Life takes us many places. It's a box of chocolates and a Hansel and Gretal trail of candy wrappers. I have filmed as an actor in The Happening, Invincible, The Lovely Bones, The Bounty Hunter, The Greek American, Bazookas, Limitless, TV's Its Always Sunny in Philly, Outlaw, New York, The Warrior, The Nail, Game Change, Cold Case, & commercial work includes The Philadelphia Eagles, Septa, Coors, Turbo Tax & Carnival Cruises. Freudian Slips spotlights irony in short story format.

April 05, 2007

New Meaning to Call Time

The talent agent for a Hollywood movie actor telephoned me. I recognized her unmistakable sultry voice so I knew the however unlikely connection was no practical joke. She told me to call an actor she represents on his cell phone about a certain matter.

I probed, “Are you sure it is okay for me to have his personal cell phone number?”

“Yes, he wants you to call him but not until after 9pm tonight. Joe, he is meeting with Brian DePalma over a role he auditioned for in a movie.”

I chuckled under my breath over the new meaning to call time. Since the mentioning of Brian DePalma and my name in the same sentence might never happen again, I decided to infuse humor.

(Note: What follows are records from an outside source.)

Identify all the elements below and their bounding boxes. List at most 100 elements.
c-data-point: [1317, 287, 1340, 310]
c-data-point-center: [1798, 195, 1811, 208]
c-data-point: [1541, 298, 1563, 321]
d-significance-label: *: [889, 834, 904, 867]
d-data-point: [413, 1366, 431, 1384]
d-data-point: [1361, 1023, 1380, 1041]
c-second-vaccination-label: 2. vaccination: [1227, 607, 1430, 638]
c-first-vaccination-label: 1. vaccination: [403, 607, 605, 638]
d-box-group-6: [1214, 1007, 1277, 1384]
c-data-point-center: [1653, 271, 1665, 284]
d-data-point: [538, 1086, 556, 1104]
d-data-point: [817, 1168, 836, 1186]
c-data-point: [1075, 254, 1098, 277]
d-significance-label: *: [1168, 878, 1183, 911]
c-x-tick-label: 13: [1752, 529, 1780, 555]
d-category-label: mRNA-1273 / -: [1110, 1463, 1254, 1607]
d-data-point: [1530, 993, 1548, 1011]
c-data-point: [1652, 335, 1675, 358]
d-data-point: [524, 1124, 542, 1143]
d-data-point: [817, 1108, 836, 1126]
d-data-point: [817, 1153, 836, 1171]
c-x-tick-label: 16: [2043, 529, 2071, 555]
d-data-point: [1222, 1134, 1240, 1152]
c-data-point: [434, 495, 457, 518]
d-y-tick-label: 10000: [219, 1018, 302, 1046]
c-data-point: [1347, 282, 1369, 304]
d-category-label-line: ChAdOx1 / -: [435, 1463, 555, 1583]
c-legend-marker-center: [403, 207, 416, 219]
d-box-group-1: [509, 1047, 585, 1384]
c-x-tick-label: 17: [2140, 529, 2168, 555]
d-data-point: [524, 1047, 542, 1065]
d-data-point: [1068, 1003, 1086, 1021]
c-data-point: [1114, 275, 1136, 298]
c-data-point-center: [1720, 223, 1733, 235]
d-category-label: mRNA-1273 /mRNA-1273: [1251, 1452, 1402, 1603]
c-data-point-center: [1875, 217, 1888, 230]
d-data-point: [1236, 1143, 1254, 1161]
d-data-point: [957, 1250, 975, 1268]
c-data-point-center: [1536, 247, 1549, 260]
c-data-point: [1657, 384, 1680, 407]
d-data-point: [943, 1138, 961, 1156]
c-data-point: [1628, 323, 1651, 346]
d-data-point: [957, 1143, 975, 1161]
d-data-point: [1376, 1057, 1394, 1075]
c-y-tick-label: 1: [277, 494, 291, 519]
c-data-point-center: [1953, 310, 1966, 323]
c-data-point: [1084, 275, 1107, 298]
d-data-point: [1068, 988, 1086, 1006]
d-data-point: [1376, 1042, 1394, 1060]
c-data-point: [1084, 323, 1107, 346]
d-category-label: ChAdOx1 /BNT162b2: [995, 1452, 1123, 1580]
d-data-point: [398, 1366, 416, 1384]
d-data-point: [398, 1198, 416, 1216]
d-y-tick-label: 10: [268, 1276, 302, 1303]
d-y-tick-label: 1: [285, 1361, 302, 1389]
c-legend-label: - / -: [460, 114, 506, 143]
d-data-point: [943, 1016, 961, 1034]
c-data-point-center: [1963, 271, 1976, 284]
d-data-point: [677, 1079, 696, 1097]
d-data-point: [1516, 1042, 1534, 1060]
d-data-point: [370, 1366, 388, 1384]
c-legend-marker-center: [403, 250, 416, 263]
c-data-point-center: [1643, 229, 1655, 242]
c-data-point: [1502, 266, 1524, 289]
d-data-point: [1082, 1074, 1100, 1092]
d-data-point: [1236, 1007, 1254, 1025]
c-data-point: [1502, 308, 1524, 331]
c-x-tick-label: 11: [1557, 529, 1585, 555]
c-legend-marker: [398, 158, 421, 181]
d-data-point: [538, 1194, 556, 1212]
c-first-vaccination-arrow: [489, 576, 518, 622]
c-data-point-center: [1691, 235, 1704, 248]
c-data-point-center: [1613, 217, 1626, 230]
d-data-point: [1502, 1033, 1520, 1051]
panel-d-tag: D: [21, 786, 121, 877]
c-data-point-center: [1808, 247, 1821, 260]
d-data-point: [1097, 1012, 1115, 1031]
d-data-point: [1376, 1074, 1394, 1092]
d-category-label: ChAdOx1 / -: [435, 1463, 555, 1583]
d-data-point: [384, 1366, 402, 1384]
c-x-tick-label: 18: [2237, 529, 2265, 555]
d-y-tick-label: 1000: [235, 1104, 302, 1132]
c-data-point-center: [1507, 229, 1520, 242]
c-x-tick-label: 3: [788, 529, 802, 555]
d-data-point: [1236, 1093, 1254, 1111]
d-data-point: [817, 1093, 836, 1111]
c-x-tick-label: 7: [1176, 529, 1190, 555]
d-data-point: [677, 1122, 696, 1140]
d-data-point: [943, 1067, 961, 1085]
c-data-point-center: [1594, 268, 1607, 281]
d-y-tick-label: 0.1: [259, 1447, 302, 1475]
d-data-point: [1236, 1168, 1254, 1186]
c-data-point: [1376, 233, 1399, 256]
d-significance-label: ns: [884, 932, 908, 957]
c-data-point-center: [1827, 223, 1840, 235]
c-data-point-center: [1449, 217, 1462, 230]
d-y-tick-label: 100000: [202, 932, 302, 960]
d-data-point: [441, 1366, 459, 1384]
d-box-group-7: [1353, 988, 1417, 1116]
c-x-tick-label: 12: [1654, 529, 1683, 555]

“I promise not to call before 9pm. I wouldn’t want to make Brian DePalma wait.”



Anonymous Marcus said...

Well Joe, you and Brian DePalma are only 6 degrees of seperation away from each other and Kevin Bacon. Look at that your name and Brian DePalma's name used again in the same sentence. And you thought it wouldn't happen. What's the difference between some talent agent or a buddy speaking the sentence.

8:47 PM  
Blogger Joe Tornatore said...

I got only two words to say to that. I'm German.